La traçabilité impose au producteur d’être en mesure d’identifier tous ses fournisseurs ou toute substance destinée à être incorporée au produit afin de remonter facilement à la source en cas de problème. Concrètement, en matière de vin, il s’agit donc d’enregistrer tous les mouvements et les traitements œnologiques. Mais faut-il aller jusqu’à noter les quantités et les numéros de lot des différents intrants ? Le texte de la directive s’avère lacunaire : “Le règlement ne précise rien, tout est sujet à discussion, déplore Christelle Jacquemot, chargée des affaires juridiques aux Vignerons indépendants. Nous travaillons avec d’autres organisations professionnelles pour obtenir une délimitation précise de la réglementation”. La DGCCRF s’avoue elle aussi “en manque d’éclaircissements sur ce que cela va impliquer exactement.” La Commission européenne devrait apporter des précisions au cours du premier trimestre. “En attendant, nous avons demandé aux Fraudes une certaine souplesse quant à l’application de cette directive, poursuit Christelle Jacquemot. Nous souhaitons également, avec l’Inao, l’Onivins et la DGCCRF, lister tous les textes existants afin de savoir ce qu’il faut faire en plus aujourd’hui avec la nouvelle réglementation européenne.”

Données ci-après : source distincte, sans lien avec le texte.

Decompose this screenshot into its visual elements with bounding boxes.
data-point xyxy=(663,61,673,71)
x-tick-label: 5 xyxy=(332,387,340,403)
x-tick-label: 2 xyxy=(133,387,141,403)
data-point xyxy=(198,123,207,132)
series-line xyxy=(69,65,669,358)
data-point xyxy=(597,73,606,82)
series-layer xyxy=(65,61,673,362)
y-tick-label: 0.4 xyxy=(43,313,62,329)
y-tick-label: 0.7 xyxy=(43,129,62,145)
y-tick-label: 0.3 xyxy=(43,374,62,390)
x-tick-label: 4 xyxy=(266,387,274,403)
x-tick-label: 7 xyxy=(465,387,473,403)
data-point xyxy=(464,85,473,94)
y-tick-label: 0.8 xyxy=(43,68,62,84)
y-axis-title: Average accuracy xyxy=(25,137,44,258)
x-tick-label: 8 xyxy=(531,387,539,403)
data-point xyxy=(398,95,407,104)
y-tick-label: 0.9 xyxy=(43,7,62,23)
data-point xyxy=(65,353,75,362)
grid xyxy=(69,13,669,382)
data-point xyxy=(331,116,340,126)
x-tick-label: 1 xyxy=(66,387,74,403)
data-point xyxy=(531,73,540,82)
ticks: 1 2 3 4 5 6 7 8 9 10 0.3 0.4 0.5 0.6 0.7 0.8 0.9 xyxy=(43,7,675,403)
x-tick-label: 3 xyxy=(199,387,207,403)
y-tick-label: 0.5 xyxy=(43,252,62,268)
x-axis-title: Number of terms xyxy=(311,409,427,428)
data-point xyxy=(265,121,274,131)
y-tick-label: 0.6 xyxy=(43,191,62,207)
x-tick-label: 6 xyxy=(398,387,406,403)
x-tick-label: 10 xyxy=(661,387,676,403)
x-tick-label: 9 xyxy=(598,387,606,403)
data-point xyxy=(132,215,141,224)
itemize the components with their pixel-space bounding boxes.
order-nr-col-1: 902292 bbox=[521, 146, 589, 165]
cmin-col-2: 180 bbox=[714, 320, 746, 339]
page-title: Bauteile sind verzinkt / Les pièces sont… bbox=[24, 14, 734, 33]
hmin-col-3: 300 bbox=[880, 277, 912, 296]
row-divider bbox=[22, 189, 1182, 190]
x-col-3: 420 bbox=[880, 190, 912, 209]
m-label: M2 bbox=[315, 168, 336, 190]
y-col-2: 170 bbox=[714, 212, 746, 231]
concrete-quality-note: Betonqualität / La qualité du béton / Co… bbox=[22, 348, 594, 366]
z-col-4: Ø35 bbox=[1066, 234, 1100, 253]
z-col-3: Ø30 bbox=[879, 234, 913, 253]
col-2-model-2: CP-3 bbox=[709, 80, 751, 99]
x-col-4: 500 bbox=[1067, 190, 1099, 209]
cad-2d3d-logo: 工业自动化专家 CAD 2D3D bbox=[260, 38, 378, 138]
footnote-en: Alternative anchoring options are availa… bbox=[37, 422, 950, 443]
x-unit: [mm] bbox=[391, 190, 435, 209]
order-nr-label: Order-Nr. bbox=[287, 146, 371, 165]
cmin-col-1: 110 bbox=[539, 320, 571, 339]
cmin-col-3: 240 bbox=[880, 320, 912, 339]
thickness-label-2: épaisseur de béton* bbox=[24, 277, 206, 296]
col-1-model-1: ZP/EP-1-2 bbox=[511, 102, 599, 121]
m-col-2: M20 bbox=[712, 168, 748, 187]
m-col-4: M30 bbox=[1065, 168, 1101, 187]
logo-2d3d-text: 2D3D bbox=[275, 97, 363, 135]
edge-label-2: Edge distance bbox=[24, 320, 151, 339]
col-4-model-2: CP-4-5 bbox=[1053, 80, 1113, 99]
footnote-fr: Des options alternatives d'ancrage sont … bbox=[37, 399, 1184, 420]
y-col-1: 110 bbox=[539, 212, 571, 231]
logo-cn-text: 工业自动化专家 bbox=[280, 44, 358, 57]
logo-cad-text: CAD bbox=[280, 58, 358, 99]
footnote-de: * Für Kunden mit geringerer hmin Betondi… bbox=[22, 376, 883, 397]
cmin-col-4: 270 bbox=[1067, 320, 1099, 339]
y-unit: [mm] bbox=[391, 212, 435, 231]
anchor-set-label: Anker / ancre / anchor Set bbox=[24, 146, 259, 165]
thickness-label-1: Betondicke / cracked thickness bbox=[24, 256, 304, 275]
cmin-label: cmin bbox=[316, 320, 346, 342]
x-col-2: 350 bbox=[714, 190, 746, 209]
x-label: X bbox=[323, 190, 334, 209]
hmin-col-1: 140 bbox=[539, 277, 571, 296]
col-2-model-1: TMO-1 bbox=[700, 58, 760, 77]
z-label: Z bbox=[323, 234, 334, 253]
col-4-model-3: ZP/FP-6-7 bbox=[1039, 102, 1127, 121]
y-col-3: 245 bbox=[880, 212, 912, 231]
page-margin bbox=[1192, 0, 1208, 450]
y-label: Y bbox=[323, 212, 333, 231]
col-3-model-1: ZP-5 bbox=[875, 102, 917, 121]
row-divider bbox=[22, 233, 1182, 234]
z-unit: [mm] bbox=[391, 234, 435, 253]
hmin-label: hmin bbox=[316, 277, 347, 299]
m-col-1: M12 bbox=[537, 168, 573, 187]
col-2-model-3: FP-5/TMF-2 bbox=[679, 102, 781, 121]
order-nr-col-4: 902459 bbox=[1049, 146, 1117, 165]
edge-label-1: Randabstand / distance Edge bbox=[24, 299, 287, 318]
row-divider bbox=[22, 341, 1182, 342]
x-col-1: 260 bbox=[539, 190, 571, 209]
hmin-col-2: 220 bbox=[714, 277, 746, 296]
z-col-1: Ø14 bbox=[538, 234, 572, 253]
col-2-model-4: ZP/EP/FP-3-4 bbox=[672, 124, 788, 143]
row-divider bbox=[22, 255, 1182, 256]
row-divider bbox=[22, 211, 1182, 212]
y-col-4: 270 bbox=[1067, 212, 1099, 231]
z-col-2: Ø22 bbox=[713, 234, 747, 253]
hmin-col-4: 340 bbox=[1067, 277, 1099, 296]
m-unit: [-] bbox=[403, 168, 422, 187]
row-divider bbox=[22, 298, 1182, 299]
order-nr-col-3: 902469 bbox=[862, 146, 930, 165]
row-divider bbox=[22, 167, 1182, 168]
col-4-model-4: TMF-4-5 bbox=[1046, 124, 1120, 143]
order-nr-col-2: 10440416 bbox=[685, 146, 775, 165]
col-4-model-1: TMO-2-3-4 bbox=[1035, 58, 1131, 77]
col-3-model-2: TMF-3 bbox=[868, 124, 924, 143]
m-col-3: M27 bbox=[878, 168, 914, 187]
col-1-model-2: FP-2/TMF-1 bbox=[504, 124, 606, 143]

La nouvelle directive n’implique pas en effet en soi de véritable révolution. Les réglementations existantes vont déjà dans le sens de la traçabilité : engagement parcellaire pour certaines AOC, interdiction de mélanges de raisins de différentes AOC ou de raisins AOC et vin de pays ou vin de table... Sans compter la traçabilité “commerciale” dans laquelle se sont engagées nombre de coopératives ou de négociants, avec des démarches qualité type HACCP (système des points de contrôle critique pour l'analyse des risques, obligatoire) ou des normes Iso 9002 ou 9001. La norme ISO 9001 implique l’enregistrement de tous les traitements et travaux dans les vignes, l’identification des moûts de chaque producteur et des produits œnologiques, le relevé de tous les intrants et des mouvements etc. Des contraintes que les coopératives et les négociants ont acceptées, souvent à la demande de la grande distribution ou de clients étrangers.
Quant aux vignerons, nombreux sont ceux qui se sont également penchés sur la question, avant même l’entrée en vigueur du règlement CE178/2002. Les adhérents de la fédération Terra Vitis (viticulture raisonnée) doivent par exemple tenir notamment un carnet de suivi œnologique. Paul Perras, viticulteur dans le Beaujolais, s’y plie depuis deux ans : “dès la rentrée de la vendange, je note les opérations de pressurage, puis de vinification et d’assemblage, les ajouts de sucre ou de SO2 avec les quantités et les numéros de lot. J’ai identifié toutes mes procédures, et cela concerne aussi le travail du vignoble et le suivi parcellaire ainsi que le nettoyage de la cuverie. J’ai préféré anticiper plutôt que d’attendre les règlements. Tous ces protocoles volontaires permettent de se remettre en cause, de se poser des questions sur ce que l’on fait par habitude, de redéfinir des pratiques ou des doses d’intrants dans un cadre plus environnemental.”
Au-delà de l’obligation réglementaire de pouvoir retirer du marché des bouteilles à risque, la traçabilité constitue un moyen d’optimiser la production et d’améliorer la qualité, et ce dès le vignoble avec le suivi des traitements phytosanitaires. Si pour le moment la réglementation ne l’impose pas à partir de ce stade, elle pourrait évoluer à l’avenir avec le règlement CE 852/2004 sur l’hygiène des denrées alimentaires qui préconise la mise en place de “bonnes pratiques” et la généralisation des principes HACCP.